A current carrying wire heats a metal rod. The wire provides a constant power $P$to the rod. The metal rod is enclosed in an insulated container. It is observed that the temperature ($T$) in the metal rod changes with time ($t$) as $T\left(t\right)=T_0(1+\beta t^{1/4})$ where $\beta$ is a constant with appropriate dimension of temperature.
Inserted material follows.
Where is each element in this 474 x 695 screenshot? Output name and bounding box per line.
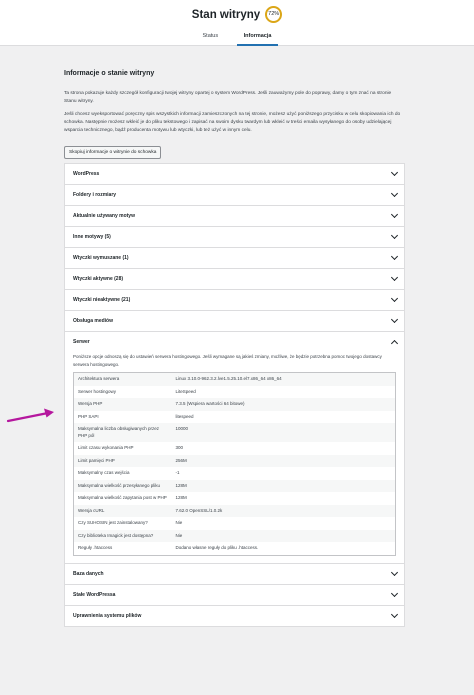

The heat capacity of metal is:

• A. $\frac{4P{\left(T\left(t\right)-T_0\right)}^3}{{\beta }^4{T_0}^4}$
• B. $\frac{4P{\left(T\left(t\right)-T_0\right)}^2}{{\beta }^4{T_0}^3}$
• C. $\frac{4P{\left(T\left(t\right)-T_0\right)}^3}{{\beta }^4{T_0}^5}$
• D. $\frac{4P{\left(T\left(t\right)-T_0\right)}^3}{{\beta }^4{T_0}^2}$

Answer 1

The correct option is A

$\frac{4P{\left(T\left(t\right)-T_0\right)}^3}{{\beta }^4{T_0}^4}$

Step 1. Given data:

Temperature as function of time,$T\left(t\right)=T_0(1+\beta t^{1/4})$ $\left(1\right)$

Step 2. Finding the heat capacity:

Heat capacity, $H=\frac{dQ}{dT}$

$H=\frac{dQ}{dT}\times \frac{dt}{dt}=P\times \frac{1}{{\displaystyle \frac{dT}{dt}}}$ $\left(2\right)$

Where $dQ$ is the heat energy supplied and $dT$ is corresponding change in temperature

$P$ is the the rate of heat energy

Differentiating equation $\left(1\right)$, we get

$\frac{dT}{dt}=T_0\left(\beta \frac{1}{4}{t}^{-3/4}\right)$ $\left(3\right)$

Also, rearranging equation $\left(1\right)$,

$T\left(t\right)-T_0=T_0\beta t^{1/4}$

$\Rightarrow t={\left(\frac{T\left(t\right)-T_0}{T_0\beta }\right)}^4$

Putting equation $\left(3\right)$ and value of $t$ in equation $\left(2\right)$, we get

$H=\frac{4P{\left(T\left(t\right)-T_0\right)}^3}{{\beta }^4{T_0}^4}$

Hence, option A is correct